I was saddened to read that the British Government’s “plan” for a state backed non-fungible token (NFT) to be produced by the Royal Mint (the organisation that makes the physical British coins) have now been dropped. The Prime Minister Rishi Sunak ordered that creation of a rather pointless and irrelevant “NFT for Britain” a year ago when he was Chancellor (which is what we have called our Minister of Finance since) and while it was never really why anyone would want one, other than as a totem to British Fintech, I was still sorry to see it go the way of the ASX blockchain, FTX and XXX, largely because I was looking forward to making fun of it when it was finally released to the public.
In reality it was no surprise. The era of the pointless NFTs is over. Remember the NFT of Jack Dorsey’s first tweet?
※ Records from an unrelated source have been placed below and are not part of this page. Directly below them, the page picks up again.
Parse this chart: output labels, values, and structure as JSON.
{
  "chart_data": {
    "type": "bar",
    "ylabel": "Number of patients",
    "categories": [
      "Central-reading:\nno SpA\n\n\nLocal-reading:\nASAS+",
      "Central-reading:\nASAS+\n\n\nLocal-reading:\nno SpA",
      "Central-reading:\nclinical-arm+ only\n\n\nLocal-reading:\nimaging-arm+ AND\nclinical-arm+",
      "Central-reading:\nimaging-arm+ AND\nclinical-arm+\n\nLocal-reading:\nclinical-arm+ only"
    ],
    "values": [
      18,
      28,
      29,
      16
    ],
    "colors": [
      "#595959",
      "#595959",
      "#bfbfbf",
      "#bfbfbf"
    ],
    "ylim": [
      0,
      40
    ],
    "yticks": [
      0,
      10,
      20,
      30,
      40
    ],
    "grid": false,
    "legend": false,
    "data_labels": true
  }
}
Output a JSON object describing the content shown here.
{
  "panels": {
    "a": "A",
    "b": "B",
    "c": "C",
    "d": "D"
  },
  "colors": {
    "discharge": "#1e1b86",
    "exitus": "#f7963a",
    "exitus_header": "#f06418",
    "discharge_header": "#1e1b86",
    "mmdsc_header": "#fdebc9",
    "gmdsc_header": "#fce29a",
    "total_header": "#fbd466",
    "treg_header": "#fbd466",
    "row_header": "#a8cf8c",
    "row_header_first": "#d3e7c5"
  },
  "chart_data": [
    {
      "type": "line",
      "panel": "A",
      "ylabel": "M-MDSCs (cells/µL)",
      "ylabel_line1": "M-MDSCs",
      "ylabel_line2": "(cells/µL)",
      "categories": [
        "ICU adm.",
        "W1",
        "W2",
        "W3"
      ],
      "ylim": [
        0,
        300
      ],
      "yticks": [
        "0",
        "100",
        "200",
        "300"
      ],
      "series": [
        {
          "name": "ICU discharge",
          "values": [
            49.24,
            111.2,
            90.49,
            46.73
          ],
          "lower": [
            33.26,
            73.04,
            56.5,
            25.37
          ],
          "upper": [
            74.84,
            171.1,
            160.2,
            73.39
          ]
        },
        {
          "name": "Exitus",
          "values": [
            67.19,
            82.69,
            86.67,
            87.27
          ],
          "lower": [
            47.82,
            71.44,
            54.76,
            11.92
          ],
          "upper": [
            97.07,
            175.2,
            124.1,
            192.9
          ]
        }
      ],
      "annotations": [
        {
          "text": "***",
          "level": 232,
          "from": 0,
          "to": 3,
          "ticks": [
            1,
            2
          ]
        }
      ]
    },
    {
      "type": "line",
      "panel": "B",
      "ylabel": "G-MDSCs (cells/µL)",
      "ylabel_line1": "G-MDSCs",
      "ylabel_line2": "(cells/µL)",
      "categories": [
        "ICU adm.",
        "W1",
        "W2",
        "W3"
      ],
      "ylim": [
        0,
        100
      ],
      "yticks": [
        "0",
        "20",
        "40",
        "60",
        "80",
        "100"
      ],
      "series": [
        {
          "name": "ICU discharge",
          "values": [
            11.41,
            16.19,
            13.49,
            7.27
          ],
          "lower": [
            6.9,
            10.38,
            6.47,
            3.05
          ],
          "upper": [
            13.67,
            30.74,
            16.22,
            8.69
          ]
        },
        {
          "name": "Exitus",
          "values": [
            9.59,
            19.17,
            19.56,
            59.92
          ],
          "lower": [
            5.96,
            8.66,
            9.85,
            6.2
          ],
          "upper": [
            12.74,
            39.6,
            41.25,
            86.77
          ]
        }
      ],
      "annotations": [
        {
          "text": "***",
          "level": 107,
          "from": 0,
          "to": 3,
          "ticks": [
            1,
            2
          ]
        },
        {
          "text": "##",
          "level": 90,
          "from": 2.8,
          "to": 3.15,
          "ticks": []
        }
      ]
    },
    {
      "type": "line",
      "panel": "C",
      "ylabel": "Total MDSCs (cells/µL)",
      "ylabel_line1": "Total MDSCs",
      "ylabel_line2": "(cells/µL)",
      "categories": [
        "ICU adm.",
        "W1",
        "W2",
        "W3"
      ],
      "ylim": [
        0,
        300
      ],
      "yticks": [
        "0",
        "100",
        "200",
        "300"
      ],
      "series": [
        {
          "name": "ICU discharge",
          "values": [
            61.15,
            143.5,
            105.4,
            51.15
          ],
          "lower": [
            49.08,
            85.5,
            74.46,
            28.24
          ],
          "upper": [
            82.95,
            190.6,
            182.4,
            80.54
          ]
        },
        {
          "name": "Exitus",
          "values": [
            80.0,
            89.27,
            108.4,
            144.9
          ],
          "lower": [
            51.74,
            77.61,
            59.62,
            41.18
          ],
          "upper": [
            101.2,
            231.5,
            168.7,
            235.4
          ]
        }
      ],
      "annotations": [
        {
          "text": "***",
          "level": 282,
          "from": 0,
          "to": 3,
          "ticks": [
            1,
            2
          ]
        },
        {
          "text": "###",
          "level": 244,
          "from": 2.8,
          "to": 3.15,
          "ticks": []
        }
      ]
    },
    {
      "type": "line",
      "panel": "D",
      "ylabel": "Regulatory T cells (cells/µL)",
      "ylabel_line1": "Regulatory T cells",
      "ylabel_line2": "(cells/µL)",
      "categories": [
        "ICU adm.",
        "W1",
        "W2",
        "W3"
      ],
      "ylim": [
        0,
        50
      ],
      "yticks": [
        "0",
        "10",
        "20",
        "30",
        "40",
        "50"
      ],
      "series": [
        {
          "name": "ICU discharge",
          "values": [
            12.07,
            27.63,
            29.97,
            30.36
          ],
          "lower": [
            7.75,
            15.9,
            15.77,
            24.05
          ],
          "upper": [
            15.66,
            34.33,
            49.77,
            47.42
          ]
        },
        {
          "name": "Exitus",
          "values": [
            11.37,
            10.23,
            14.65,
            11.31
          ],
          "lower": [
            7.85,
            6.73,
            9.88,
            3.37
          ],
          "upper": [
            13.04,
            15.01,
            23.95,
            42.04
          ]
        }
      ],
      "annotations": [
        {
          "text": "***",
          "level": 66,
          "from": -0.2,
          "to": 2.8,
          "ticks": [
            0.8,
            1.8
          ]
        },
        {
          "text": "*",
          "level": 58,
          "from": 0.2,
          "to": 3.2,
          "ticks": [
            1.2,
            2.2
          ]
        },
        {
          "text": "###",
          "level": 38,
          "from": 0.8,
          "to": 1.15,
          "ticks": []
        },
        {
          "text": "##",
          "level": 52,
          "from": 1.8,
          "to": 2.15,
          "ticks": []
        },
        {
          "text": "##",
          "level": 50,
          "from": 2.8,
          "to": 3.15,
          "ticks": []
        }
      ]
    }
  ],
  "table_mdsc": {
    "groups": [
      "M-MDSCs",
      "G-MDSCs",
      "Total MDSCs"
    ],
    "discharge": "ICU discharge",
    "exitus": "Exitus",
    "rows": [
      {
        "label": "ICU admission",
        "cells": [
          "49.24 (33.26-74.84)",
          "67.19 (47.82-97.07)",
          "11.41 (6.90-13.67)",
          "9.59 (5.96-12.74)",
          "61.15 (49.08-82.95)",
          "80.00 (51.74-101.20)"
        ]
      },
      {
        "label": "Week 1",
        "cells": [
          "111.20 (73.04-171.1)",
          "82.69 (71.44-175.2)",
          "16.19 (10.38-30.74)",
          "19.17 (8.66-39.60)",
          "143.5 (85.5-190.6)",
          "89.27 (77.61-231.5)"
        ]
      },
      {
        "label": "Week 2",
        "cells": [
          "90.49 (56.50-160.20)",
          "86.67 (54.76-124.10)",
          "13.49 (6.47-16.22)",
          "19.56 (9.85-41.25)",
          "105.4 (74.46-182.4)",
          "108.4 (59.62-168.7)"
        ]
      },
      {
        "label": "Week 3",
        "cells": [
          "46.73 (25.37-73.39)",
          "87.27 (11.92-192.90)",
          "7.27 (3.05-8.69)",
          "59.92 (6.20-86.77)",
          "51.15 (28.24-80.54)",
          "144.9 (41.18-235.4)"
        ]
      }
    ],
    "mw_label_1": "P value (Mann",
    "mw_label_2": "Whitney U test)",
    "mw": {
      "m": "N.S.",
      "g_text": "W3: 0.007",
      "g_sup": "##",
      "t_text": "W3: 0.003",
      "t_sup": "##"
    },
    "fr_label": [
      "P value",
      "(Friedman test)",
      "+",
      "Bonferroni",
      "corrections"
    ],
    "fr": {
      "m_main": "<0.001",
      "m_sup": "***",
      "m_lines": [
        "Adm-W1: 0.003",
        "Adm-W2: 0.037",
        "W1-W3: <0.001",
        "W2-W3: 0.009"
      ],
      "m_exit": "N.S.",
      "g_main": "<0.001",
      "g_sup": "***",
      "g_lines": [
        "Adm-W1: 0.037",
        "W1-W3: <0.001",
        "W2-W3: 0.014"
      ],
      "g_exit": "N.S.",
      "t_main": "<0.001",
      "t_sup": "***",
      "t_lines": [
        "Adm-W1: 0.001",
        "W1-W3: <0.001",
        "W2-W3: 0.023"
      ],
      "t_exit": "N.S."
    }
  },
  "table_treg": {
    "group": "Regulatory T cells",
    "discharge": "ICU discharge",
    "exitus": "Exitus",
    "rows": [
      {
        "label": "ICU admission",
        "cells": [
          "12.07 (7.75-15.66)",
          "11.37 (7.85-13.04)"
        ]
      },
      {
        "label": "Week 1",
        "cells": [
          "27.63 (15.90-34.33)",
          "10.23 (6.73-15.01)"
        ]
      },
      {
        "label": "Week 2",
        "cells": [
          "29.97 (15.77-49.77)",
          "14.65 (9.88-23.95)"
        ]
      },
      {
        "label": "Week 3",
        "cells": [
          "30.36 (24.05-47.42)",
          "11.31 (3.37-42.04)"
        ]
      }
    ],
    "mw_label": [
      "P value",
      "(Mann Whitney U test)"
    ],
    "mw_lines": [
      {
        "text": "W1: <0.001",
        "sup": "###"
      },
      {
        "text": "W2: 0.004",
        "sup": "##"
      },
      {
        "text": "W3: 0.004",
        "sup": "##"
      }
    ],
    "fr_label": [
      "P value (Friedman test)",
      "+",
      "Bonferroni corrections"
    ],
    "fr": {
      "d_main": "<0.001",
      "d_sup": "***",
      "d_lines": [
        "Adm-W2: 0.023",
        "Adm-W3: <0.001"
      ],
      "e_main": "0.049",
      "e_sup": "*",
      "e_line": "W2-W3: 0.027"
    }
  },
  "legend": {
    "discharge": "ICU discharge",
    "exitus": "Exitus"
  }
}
That was sold for nearly three million dollars in December 2020 and then resold for nearly three hundred dollars. Not only are the NFTs a bust, some of their promoters might well be soon too. Celebrities ranging from the pop singer Madonna to the American football players Tom Brady and a variety of others (unfortunately I had never heard of most of them and as ChatGPT was down at the time am none the wiser as to the origin of their status) are facing criticism and in some cases lawsuits from “investors” who gambled on a variety of useless tokens and lost their money. Fortunately, Mr. Sunak is now unlikely to meet the same fate.
The Bennet Institute for Public Policy at Cambridge University asked in January 2022, “are NFTs democratizing decision-making, or the next financial mis-selling scandal?”
Well, now we know.
But as the era of the useless NFT draws to a close, the era of the useful NFT is surely beginning.